Adding to cloud cover at night, as anyone knows, traps the heat in. Adding to clouds during the day, increases the shade and keeps the heat down.
We can control the weather, to some degree. We can add fuel for the rain several states away, or distill millions of gallons of sea water (essentially for free) for use locally.
But what the politicians do, instead, is talk about CO2, banning coal, and banning oil, none of which will ever happen in my lifetime, all because the same 'consensus' that wanted to spread soot all over the poles now wants to limit CO2.
Maybe they have it right this time.
Maybe not.
For 30,000 years man burned wood and plants for fuel. Then, for a few hundred years, we burned coal. For a little over 100 years, we've burned oil and natural gas.
A school near my house still has a basement for COAL DEPOSITS that they burned to heat the place every year. When was the last time you heard of someone burning coal for winter heat?

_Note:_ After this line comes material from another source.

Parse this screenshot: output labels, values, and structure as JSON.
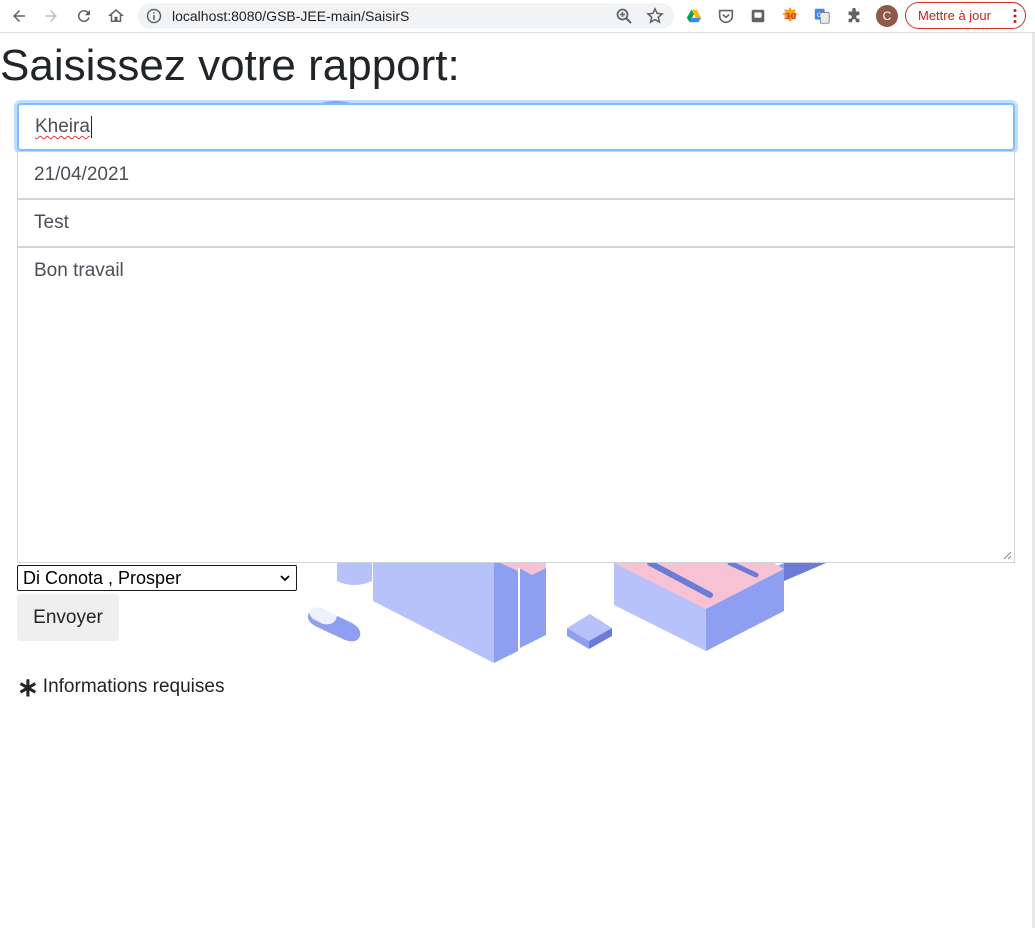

We didn't need laws or a CO2 tax to stop burning coal, we found something better, and, more importantly, CHEAPER, like gas and oil.
Uranium, thorium, and deuterium will easily be able to meet all the world's energy needs within the next 150 years. They will all be cheaper and CO2 free, and every one of them will come with cooling systems capable of controlling the weather as I've described. We will, without any prodding from the government, eventually drop oil just as we stopped burning coal in our home stoves for heat, not because it was environmentally right but because it was cheaper and easier to do it with something else. Uranium, thorium, and deuterium are all cheaper than dirt, and in a sane political/regulatory world, we'll naturally be using them long before any 'theoretical' CO2 damage can really occur.
The 'looming catastrophe' was never real, except as a political weapon. The way you can tell it was political is by the repeated misuse of the word 'scientific' with 'consensus'... as if science had ever been subject to a vote.